Students who took part in this curriculum demonstrated that the value of including solutions into their media diet extended beyond helping them develop a more balanced and accurate picture of the world, it helped students feel more hopeful about society and the world, and their role within it. This hope is a critical ingredient for civic engagement and has a profound impact on driving positive social change. 

When individuals believe in the possibility of a better future, they are better equipped to engage with negative information constructively. They develop active coping strategies and are more likely to take action, even in the face of adversity.

Conversely, if we are hopeless, we become less inclined to make efforts towards desired outcomes. The real drawback of lacking hope, therefore, is not just feeling depressed; it lies in the practical consequence that without hope, we will not actively pursue the positive changes we want to see in our lives and the world around us. 

It is essential to emphasise that these findings do not advocate for the artificial manipulation of news to create a sense of hope. Likewise, this approach does not involve turning a blind eye to problems or negative information. Hope does not require us to dismiss the existence of challenges or problems. Instead, it asks us to not dismiss the existence of positive development. 

Hope occurs as a natural side effect from having a more accurate understanding of the world, by learning from both problems and solutions.

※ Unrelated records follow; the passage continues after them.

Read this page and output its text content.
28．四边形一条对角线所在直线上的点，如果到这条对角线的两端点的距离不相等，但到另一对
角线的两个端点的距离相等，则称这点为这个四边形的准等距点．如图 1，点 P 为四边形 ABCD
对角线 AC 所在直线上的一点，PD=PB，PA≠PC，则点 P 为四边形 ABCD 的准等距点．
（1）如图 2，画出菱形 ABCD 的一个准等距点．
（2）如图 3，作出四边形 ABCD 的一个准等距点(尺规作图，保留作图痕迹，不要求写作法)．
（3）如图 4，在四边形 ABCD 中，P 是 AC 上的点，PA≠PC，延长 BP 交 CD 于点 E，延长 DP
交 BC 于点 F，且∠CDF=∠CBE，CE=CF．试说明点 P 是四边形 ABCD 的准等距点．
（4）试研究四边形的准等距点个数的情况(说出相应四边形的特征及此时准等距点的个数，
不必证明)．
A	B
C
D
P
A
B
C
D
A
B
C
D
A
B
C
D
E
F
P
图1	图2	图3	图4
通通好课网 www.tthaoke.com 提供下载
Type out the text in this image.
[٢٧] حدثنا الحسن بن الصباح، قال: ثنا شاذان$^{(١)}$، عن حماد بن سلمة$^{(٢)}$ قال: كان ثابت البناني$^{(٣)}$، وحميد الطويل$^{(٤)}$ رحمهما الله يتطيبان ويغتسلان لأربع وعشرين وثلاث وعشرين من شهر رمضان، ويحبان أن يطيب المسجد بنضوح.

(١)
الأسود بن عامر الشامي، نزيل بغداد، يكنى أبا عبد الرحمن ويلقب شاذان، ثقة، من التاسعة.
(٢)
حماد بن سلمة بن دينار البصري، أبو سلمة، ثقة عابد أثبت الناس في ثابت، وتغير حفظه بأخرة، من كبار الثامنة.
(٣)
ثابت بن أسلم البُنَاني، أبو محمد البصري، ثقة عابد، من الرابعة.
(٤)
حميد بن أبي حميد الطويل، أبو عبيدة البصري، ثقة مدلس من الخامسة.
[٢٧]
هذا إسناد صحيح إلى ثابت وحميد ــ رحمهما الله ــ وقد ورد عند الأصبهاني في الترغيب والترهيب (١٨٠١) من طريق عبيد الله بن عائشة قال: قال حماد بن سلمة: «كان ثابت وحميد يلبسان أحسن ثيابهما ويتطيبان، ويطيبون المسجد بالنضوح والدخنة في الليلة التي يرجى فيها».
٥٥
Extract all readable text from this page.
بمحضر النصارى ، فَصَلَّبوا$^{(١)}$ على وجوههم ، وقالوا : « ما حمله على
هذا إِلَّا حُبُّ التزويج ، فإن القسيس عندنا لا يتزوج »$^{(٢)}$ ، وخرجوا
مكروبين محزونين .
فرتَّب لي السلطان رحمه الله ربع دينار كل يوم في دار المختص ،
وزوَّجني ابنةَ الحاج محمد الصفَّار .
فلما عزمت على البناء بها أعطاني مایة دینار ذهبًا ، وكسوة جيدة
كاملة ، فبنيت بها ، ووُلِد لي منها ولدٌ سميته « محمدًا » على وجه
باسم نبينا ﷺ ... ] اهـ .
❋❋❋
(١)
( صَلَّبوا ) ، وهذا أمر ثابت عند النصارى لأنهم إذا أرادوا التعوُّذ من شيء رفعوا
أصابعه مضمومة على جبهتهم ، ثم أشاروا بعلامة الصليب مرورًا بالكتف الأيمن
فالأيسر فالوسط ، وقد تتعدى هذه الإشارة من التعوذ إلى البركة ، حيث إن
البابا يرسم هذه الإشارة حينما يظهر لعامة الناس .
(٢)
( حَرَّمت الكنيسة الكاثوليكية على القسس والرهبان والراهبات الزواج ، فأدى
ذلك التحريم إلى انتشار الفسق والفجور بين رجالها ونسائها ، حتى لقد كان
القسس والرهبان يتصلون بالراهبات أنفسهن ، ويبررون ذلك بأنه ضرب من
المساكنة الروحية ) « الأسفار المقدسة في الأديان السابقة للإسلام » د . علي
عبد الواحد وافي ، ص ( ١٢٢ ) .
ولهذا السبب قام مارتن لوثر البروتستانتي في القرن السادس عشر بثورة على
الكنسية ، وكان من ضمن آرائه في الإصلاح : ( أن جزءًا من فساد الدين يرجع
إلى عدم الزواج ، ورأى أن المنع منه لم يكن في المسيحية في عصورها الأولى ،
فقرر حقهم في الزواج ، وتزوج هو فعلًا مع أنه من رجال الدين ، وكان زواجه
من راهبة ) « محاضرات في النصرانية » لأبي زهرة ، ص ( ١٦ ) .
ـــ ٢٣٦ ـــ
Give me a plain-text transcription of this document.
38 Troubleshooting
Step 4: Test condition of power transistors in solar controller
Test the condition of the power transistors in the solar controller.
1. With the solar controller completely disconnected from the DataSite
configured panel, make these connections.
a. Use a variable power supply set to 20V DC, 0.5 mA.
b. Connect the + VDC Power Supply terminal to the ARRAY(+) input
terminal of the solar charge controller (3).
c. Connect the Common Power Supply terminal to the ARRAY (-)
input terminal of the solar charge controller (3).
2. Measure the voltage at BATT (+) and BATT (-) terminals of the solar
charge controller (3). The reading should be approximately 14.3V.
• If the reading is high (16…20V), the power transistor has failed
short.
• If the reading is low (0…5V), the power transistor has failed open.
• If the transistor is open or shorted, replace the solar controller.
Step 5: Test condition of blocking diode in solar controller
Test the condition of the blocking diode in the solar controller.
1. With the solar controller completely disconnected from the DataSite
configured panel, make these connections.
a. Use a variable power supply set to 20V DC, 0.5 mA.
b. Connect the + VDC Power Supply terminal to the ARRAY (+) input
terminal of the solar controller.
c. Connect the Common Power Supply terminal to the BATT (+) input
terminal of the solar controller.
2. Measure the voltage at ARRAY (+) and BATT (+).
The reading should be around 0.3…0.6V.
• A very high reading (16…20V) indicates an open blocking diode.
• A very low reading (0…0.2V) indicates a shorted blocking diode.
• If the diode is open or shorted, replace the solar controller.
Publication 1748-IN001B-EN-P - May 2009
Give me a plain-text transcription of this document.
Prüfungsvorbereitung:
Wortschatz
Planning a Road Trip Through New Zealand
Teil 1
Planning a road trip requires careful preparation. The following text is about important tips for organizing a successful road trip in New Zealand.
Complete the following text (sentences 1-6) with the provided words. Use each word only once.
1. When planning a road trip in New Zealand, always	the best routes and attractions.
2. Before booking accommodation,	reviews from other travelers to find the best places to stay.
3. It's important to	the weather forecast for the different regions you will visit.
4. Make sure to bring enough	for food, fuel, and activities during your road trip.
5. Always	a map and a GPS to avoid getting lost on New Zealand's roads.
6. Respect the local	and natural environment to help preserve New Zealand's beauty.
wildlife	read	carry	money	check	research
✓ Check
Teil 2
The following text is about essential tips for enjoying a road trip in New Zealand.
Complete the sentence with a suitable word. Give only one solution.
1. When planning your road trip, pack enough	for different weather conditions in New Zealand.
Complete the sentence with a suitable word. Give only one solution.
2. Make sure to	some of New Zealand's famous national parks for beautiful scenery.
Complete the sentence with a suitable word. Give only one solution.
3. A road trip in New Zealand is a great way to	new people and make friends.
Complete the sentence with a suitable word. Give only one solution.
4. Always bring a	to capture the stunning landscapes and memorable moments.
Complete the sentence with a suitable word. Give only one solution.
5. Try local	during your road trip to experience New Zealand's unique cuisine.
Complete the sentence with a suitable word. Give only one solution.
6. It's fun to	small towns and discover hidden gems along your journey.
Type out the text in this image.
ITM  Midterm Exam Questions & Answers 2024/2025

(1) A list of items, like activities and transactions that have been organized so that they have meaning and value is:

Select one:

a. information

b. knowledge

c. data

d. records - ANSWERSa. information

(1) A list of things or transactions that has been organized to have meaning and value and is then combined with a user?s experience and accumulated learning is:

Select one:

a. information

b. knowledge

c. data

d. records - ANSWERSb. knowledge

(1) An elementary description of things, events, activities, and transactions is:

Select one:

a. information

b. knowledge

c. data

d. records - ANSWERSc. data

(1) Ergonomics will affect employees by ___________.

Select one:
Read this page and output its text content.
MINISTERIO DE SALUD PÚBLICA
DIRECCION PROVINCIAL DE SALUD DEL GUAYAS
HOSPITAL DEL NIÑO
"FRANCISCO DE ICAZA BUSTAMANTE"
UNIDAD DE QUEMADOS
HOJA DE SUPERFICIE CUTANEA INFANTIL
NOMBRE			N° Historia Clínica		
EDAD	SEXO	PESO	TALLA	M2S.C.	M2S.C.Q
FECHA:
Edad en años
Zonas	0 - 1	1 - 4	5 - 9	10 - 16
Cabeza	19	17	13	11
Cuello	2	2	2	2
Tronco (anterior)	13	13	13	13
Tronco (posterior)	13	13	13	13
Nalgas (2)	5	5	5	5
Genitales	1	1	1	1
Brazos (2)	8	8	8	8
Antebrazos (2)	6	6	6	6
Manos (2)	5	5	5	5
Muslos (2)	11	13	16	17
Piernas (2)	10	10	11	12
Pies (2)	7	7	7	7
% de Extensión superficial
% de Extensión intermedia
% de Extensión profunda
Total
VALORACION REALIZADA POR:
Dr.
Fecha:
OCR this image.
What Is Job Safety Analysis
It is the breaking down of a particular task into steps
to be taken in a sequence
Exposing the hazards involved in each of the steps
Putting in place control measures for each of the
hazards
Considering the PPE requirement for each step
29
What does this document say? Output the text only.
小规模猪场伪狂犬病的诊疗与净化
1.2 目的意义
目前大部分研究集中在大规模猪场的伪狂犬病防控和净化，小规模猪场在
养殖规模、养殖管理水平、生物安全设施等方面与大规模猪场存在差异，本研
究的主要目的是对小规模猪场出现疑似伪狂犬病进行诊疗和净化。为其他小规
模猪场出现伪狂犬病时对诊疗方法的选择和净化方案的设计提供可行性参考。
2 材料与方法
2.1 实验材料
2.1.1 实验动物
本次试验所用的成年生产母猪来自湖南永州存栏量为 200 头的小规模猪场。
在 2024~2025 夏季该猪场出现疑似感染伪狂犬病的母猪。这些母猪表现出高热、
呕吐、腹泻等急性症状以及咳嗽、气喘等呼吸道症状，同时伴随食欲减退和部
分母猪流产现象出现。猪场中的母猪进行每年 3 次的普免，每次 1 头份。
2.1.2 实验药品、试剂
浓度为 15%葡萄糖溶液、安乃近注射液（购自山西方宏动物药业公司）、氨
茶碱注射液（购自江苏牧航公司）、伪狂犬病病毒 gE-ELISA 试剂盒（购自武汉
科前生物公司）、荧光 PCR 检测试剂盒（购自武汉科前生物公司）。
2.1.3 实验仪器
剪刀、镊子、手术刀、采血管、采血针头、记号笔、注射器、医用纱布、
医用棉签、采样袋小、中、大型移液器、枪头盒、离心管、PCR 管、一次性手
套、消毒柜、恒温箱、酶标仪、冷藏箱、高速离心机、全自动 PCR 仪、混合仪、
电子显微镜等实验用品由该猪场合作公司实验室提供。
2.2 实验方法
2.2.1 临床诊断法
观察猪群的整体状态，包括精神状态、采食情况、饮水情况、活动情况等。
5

These stories of solutions, that offer hope, do not soften our understanding of an issue; they can help strengthen our engagement with it because progress and possibility makes inaction towards a problem unacceptable.

At a time when we are facing enormous problems, we cannot afford to deprive ourselves of solutions and hope. As one of my students said: "If people read more positive news about the environment, it might encourage them to support the cause rather than just feel defeated."

While false information remains a grave concern for our society, we must not underestimate the impact of the negativity bias on our worldview. News literacy programs must evolve to address this bias and its associated feelings of hopelessness. Solutions journalism is a powerful antidote, offering a more balanced perspective on the world's challenges and inspiring young people to be active participants in shaping a better future. 

In the words of Natalia Vega-Berry, the Founder of New Zero World, whose expertise lies in the realm of climate communication and its role in promoting or preventing action: "Are we telling a story of despair and inevitability? Or are we telling a story of hope, possibility, and human agency? More importantly, are we making it clear that there are choices that we can make, which will determine what kind of future we are going to have?"

Jodie Jackson is founder of the News Literacy Lab, and author of You Are What You Read: why changing your media diet can change the world. Jodie has devoted more than a decade to researching solutions journalism as an antidote to the damaging impact of the negativity bias in the news on our mental health and the health of our society. Jodie spoke about this at TEDxLondon with her talk titled, "Beyond Fake News: How to Heal a Broken Worldview".